Pesona selalu didambakan setiap orang sepertinya. Karena
ia bisa menambah wibawa, kharisma ataupun sejenis kata-kata lain yang bermakna
melambungkan mutu personal, bahkan sering ia terlanjur dianggap sebagai logo
mutu personal itu sendiri. Ia menjadi sangat menggoda karena pesona juga berarti pengakuan
orang banyak terhadap person dimaksud. Semakin banyak pengakuan, semakin
hebatlah person itu. Oleh karena itu, banyak orang bersusah-payah berusaha
untuk menggaet pesona. Dari forum diskusi, seminar, diklat, sekolah, sampai ke
taraf yang tak masuk akal sekalipun, misalnya membaca mantera atau laku
tertentu akibat saran dari ahli mistik. Intinya, tidak natural melahirkan
pesona, melainkan membelinya.
Tapi sayang,
sedikit sekali orang yang menyadari bahwa pesona itu pun sesungguhnya
menggambarkan visualisasi yang daging, fisik saja. Terutama ketika ia hanya
dilihat selintas atau hadir akibat dibeli. Lucunya, si pembeli pesona atau
pelaku pesona selintas ini merasa bahwa itu adalah pesona sesungguhnya. Orang
yang berpenampilan rapi, berjas dan berdasi, atau berwajah cakep itu akan
melahirkan pesona selintas yang meninggikan mutu personal meski hanya kualitas
daging saja. Belum tentu ketika diakrabi orang ini secara mendalam ia
berkualitas sama dengan penampilannya. Tapi yang seperti ini masih wajar
adanya. Kecuali jika ia selalu merasa bahwa keelokan luarnya setara dengan
dalamnya meskipun sesungguhnya tidak.
Yang lebih parah
lagi adalah pesona yang dibeli secara mistik dan riil dalam waktu bersamaan.
Mungkin banyak orang terperangah tak percaya atau bertanya, “Emang ada yang seperti itu?” Jawabannya
cukup mudah yakni dengan melihat panggung politik pendulangan suara menjelang
pemilihan pimpinan itu. Si calon dengan rutin mengunjungi dunia mantera dan
jampi-jampi dan menyebar kertas bergambar angka untuk menjaring para pemuja.

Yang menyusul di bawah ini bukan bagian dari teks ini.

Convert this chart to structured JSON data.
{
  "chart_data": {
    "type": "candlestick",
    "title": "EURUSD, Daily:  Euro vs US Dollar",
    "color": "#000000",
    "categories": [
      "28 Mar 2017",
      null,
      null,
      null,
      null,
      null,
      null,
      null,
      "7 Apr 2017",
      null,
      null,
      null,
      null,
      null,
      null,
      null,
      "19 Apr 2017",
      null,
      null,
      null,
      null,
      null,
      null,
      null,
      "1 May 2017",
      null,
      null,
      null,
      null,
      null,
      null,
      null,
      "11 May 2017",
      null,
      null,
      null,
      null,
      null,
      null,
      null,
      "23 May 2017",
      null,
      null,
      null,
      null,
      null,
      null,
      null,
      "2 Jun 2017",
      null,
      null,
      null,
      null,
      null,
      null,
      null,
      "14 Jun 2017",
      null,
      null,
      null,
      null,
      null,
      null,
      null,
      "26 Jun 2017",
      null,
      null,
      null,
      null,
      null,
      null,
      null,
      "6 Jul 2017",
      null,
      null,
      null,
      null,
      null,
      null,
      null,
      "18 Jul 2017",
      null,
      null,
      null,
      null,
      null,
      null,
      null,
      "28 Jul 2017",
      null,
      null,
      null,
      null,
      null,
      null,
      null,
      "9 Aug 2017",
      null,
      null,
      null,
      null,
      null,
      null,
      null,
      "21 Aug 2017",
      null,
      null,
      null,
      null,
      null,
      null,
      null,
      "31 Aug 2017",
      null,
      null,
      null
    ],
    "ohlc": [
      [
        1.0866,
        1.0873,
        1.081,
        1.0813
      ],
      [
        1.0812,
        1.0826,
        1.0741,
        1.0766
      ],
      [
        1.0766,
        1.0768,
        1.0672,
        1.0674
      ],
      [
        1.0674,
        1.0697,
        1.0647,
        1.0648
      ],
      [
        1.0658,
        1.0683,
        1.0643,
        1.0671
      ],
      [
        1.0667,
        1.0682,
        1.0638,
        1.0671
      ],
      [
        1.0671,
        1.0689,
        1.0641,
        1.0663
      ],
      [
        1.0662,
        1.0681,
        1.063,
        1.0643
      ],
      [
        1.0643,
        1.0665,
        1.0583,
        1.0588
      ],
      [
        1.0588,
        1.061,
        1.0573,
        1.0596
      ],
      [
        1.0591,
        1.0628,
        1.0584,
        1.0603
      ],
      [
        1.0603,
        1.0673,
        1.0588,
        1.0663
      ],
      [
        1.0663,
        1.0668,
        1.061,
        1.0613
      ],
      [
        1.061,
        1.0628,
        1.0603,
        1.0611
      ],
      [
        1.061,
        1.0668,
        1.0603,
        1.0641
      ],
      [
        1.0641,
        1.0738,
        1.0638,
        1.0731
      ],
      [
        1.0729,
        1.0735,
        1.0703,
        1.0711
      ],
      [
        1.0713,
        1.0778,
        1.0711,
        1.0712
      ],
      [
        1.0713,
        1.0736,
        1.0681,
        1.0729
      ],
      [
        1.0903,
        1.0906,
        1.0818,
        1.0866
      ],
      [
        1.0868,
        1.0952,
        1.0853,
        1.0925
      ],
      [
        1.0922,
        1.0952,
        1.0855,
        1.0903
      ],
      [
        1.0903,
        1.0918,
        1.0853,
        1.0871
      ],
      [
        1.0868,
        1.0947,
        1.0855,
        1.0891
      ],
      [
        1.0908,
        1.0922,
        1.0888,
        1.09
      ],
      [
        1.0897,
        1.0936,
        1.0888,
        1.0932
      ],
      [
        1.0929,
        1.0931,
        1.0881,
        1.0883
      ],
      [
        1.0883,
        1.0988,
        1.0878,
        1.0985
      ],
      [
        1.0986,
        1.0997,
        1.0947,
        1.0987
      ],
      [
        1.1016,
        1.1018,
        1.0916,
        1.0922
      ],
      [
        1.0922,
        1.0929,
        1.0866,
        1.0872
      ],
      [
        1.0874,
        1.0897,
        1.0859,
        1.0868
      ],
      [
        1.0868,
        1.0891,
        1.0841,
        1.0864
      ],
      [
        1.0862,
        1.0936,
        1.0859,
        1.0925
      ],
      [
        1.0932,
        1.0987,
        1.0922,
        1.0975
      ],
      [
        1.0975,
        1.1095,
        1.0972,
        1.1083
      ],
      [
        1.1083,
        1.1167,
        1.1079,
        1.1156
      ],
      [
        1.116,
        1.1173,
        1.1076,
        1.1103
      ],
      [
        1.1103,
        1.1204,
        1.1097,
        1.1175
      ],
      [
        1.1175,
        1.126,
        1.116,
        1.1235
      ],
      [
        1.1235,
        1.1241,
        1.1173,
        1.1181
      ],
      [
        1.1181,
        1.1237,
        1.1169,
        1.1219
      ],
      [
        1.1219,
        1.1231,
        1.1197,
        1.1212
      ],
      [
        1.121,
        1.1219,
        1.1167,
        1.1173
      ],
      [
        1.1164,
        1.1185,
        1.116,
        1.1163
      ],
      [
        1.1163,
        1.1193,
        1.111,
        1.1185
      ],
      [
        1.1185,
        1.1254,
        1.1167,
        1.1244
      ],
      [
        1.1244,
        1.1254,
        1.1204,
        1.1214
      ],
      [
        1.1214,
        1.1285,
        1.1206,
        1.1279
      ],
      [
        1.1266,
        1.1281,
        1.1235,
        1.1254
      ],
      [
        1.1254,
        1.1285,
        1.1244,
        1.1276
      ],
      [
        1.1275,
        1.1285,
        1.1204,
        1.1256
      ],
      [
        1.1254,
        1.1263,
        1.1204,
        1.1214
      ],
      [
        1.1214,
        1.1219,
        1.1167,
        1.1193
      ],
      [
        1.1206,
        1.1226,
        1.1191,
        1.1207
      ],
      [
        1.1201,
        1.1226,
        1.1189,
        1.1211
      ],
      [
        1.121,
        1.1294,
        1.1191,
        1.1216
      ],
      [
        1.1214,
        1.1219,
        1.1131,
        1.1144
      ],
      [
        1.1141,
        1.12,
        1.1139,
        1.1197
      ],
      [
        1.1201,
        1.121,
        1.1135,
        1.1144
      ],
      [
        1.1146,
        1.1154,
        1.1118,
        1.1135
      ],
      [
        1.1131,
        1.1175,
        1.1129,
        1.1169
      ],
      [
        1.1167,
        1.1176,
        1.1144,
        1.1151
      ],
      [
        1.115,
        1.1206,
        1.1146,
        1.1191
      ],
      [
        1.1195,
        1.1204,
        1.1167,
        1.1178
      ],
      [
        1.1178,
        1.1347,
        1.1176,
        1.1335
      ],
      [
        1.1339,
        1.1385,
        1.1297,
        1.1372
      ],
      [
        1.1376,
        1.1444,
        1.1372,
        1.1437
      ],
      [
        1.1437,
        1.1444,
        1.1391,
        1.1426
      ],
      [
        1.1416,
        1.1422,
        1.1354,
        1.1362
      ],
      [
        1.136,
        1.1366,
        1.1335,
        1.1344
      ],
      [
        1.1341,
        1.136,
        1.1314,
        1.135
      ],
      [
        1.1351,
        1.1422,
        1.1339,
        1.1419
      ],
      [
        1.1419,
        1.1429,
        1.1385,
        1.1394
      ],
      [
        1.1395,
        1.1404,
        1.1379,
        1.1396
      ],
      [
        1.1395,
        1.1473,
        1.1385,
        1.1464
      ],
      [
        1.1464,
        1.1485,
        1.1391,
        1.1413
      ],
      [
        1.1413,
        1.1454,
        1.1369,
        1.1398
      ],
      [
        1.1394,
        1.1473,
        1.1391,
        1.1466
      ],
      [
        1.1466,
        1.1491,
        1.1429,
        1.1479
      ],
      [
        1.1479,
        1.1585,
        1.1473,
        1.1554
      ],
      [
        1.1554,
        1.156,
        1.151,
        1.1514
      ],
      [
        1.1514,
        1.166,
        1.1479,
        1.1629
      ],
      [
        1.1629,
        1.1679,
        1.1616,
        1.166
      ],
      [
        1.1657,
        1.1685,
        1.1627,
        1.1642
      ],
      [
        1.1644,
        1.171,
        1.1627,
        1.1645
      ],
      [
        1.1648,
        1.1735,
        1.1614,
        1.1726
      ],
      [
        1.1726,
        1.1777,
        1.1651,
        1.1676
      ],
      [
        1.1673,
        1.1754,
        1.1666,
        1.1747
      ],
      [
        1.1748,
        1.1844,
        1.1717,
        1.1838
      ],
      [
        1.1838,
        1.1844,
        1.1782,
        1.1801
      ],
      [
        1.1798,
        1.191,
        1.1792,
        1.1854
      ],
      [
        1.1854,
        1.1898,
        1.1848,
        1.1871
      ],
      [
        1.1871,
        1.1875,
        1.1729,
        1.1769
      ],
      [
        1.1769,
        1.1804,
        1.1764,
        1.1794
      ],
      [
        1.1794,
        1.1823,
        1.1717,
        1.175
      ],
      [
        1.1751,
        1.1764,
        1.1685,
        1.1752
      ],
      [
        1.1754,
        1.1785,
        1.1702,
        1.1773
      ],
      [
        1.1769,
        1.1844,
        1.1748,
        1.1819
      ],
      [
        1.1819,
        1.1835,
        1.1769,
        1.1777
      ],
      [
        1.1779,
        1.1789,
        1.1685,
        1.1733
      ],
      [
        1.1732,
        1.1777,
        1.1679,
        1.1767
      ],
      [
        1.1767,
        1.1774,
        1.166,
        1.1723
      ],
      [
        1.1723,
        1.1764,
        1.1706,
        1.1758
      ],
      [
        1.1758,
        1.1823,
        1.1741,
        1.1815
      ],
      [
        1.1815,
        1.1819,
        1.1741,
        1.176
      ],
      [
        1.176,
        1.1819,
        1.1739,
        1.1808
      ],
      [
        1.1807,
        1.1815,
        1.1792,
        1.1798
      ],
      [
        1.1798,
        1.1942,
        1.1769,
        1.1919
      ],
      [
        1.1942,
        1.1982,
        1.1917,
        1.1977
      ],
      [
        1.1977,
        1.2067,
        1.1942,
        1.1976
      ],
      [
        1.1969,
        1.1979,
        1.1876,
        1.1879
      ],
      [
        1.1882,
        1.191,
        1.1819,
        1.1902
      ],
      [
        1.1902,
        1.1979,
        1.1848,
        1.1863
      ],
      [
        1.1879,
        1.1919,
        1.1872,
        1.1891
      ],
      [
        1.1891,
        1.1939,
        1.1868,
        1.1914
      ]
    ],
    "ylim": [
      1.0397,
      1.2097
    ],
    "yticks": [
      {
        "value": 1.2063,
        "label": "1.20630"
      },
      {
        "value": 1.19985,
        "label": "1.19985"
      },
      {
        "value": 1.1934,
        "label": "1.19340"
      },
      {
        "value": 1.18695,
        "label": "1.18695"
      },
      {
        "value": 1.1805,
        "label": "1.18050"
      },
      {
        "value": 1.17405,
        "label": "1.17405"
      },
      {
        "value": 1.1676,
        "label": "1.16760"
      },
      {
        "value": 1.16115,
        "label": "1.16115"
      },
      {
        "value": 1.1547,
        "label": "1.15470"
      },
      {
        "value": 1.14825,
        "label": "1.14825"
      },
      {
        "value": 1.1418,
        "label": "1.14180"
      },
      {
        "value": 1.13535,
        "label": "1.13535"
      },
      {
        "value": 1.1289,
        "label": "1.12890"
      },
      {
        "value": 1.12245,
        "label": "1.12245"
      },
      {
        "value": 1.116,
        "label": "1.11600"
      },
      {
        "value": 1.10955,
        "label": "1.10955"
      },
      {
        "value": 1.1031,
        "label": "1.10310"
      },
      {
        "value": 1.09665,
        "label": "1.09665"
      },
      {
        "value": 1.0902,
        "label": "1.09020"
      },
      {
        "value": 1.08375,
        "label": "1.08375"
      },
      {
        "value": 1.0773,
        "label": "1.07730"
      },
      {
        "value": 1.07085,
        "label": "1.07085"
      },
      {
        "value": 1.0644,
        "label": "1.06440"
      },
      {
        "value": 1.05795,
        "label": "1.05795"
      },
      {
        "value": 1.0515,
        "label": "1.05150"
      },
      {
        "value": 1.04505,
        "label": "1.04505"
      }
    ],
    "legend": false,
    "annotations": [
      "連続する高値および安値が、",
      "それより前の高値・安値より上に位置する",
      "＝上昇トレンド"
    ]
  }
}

Lalu ketika si calon itu orasi berapi-api di panggung yang telah dibeli, dengan
sorak-sorai yang telah dibeli, dan pesona mistik yang juga dibeli ia menjadi
lupa bahwa semuanya memang telah ia beli. Lalu dengan gagah ia merasa bahwa
memang itu adalah pesona naturalnya dan tidak sembarang orang bisa sepertinya. Semua
modal dan model beli pesona telah ia lupa dan yakin tidak pernah ada terutama
ketika akhirnya ia terpilih.
Dengan segenap
keyakinan ia percaya bahwa pesona itu setara kemampuannya. Ia duduk
mendongakkan kepala. Lalu ketika pada kerja riil, ia merasa tak mendapati
kemampuan dalam dirinya, kembali “model beli” itulah yang digunakan. Segalanya
kemudian sangat tergantung dengan kertas bergambar angka. Tidak peduli itu
berasal darimana. Yang penting bisa membeli kemampuan yang secara ruhaniah tak
pernah dimilikinya. Lama waktu berjalan, pesona hasil beli itu kemudian
menjelma menjadi laku yang sadis. Laku yang makan meski tak lapar, dan minum
meski tak haus, dan itu tiada henti.... sampai mati.